Beth also understands that not everyone shares the same beliefs in terms of food, and so they also work closely with a local dairy farm.
“These are businesses that are passionate about farming to protect the land, soil and their livestock; they are either certified organic businesses or are operating to those standards and disciplines.”
The EcoVillage has been coping surprisingly well considering how the year has panned out.
“We’re obviously not where we wanted to be according to our original plan, but considering the world, and the retail climate in particular, we’re doing OK.”
“We are very passionate about our suppliers and connecting businesses; their ethical practices are crucial to our working relationship.”
Beth and her team fully research all of their suppliers in order to be confident that their methodologies comply with their own standards.
“Whilst we might not be a perfectly zero-waste operation, we are as low-waste as we can be and all work together to support continual improvement.”
“We started our Instagram account at the end of 2019, roughly about two months before we opened.”
Beth began @ecovillageuk to document their journey and also to share the exciting new businesses that they discover.
“The journey to opening was such a huge collaborative project, and we were really lucky to have such amazing support from other local businesses and members of the community.”
Over the past 12 months, the EcoVillage has managed to build a network of their in-house businesses, customer base, and other small businesses.
“We feel that Instagram is currently the most suitable platform for us as it offers much more of a community feel compared to other platforms, particularly for supporting small businesses and highlighting environmental issues.”
As well as using social media to network and connect with people, Beth believes that it is important for them to use the platform to speak out about how we consume products, feed our families, and treat the land that we live on – however they do so in a supportive and light-hearted manor.
In terms of the future, Beth would love to return to their educational plans, offering workshops, foraging courses and debates to discuss all aspects of sustainable living.

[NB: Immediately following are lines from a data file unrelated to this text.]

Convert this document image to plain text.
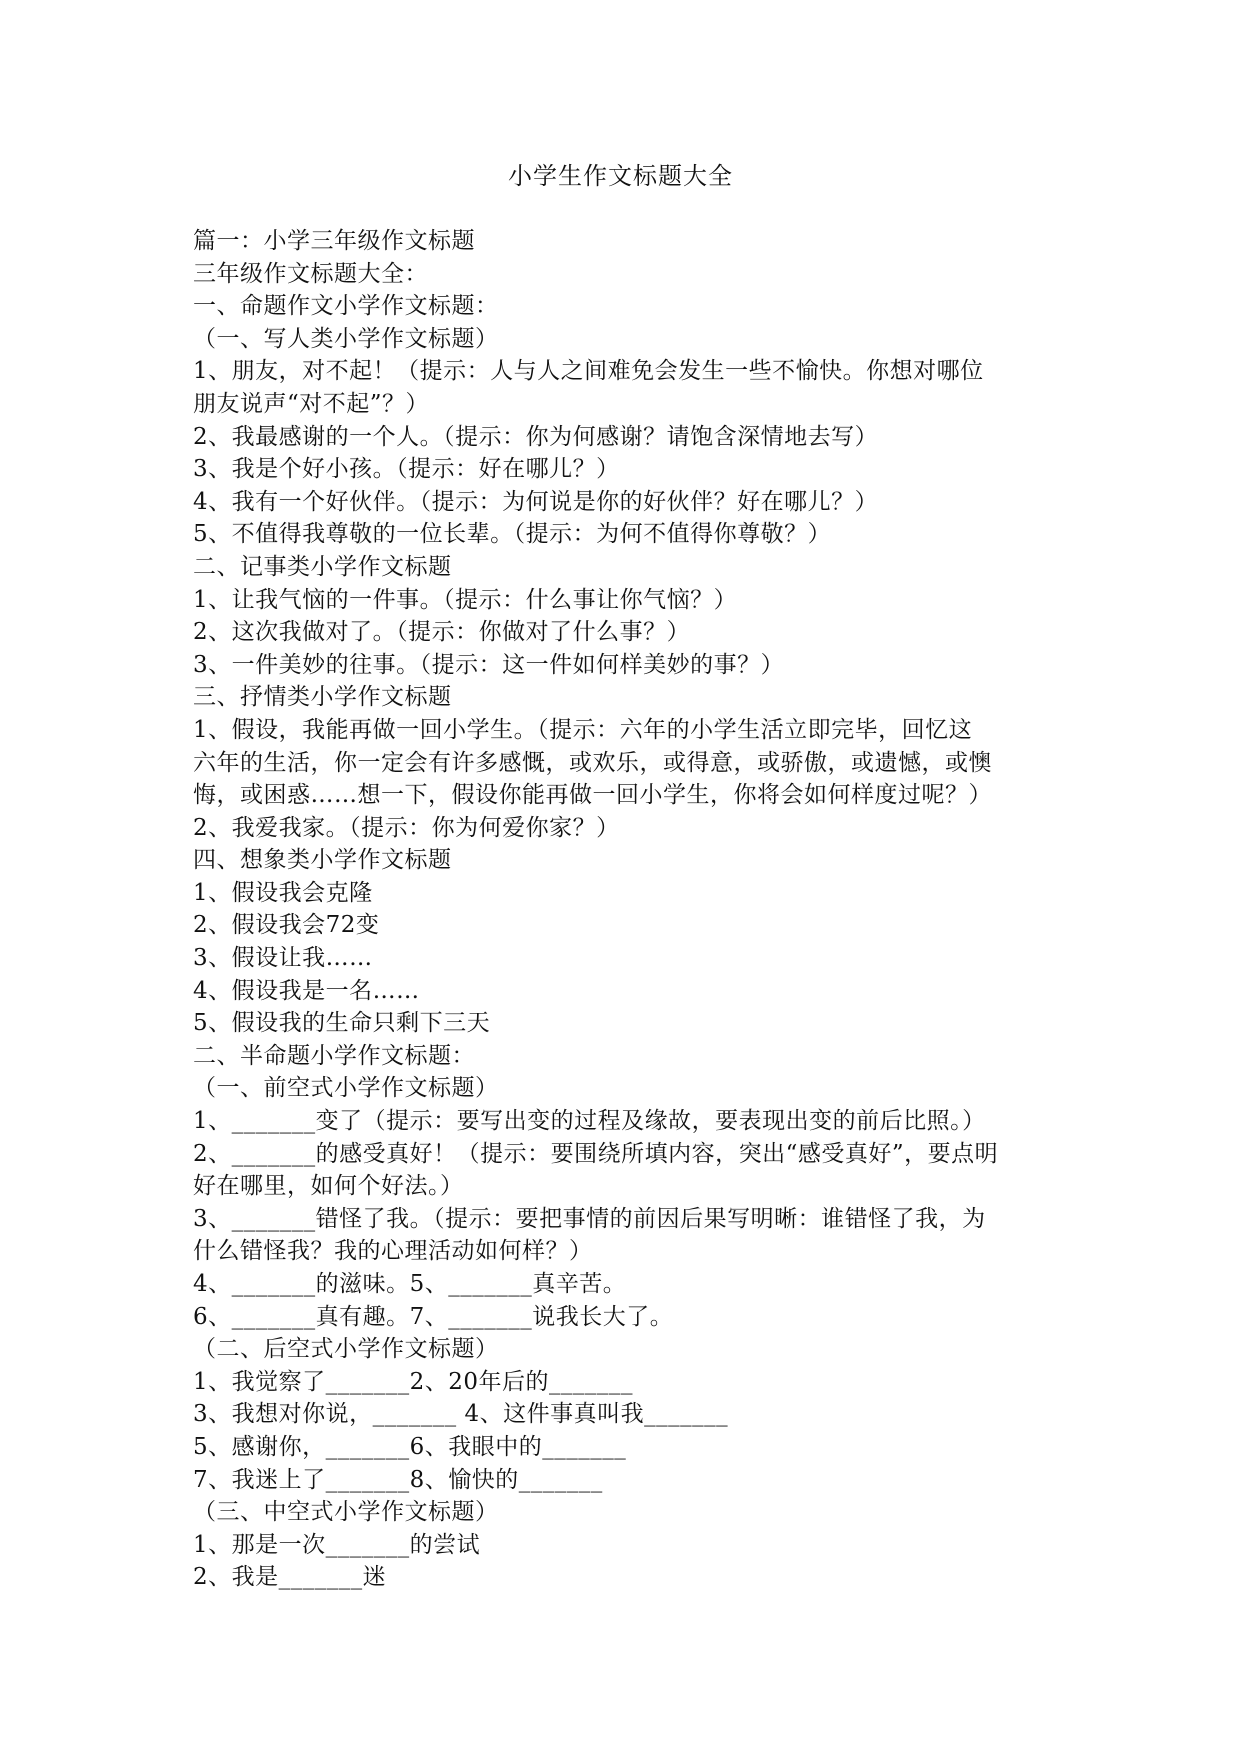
小学生作文标题大全
篇一：小学三年级作文标题
三年级作文标题大全：
一、命题作文小学作文标题：
（一、写人类小学作文标题）
1、朋友，对不起！（提示：人与人之间难免会发生一些不愉快。你想对哪位
朋友说声“对不起”？）
2、我最感谢的一个人。（提示：你为何感谢？请饱含深情地去写）
3、我是个好小孩。（提示：好在哪儿？）
4、我有一个好伙伴。（提示：为何说是你的好伙伴？好在哪儿？）
5、不值得我尊敬的一位长辈。（提示：为何不值得你尊敬？）
二、记事类小学作文标题
1、让我气恼的一件事。（提示：什么事让你气恼？）
2、这次我做对了。（提示：你做对了什么事？）
3、一件美妙的往事。（提示：这一件如何样美妙的事？）
三、抒情类小学作文标题
1、假设，我能再做一回小学生。（提示：六年的小学生活立即完毕，回忆这
六年的生活，你一定会有许多感慨，或欢乐，或得意，或骄傲，或遗憾，或懊
悔，或困惑……想一下，假设你能再做一回小学生，你将会如何样度过呢？）
2、我爱我家。（提示：你为何爱你家？）
四、想象类小学作文标题
1、假设我会克隆
2、假设我会72变
3、假设让我……
4、假设我是一名……
5、假设我的生命只剩下三天
二、半命题小学作文标题：
（一、前空式小学作文标题）
1、_______变了（提示：要写出变的过程及缘故，要表现出变的前后比照。）
2、_______的感受真好！（提示：要围绕所填内容，突出“感受真好”，要点明
好在哪里，如何个好法。）
3、_______错怪了我。（提示：要把事情的前因后果写明晰：谁错怪了我，为
什么错怪我？我的心理活动如何样？）
4、_______的滋味。5、_______真辛苦。
6、_______真有趣。7、_______说我长大了。
（二、后空式小学作文标题）
1、我觉察了_______2、20年后的_______
3、我想对你说，_______ 4、这件事真叫我_______
5、感谢你，_______6、我眼中的_______
7、我迷上了_______8、愉快的_______
（三、中空式小学作文标题）
1、那是一次_______的尝试
2、我是_______迷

“We have also recently begun work on our community garden project with the help of some wonderful volunteers led by Head Grower, Bethia.”
Beth’s favourite part of owning a small business is the direct relationship that she has with her customers and other local businesses.
“Alongside this, without a huge infrastructure in place, we are able to be more fluid and responsive to changing customer demands, becoming a reflection of what they want rather than dictating their needs.”
“We absolutely love being part of Market Harborough town centre, the town offers such a vibrant mix of wonderful independent businesses that create a unique charm.”
“The community spirit in Market Harborough amongst the local businesses is incredible.”
“All of the businesses know and understand that it is better to have a diverse offering, as it creates a powerful pull for customers from far and wide.”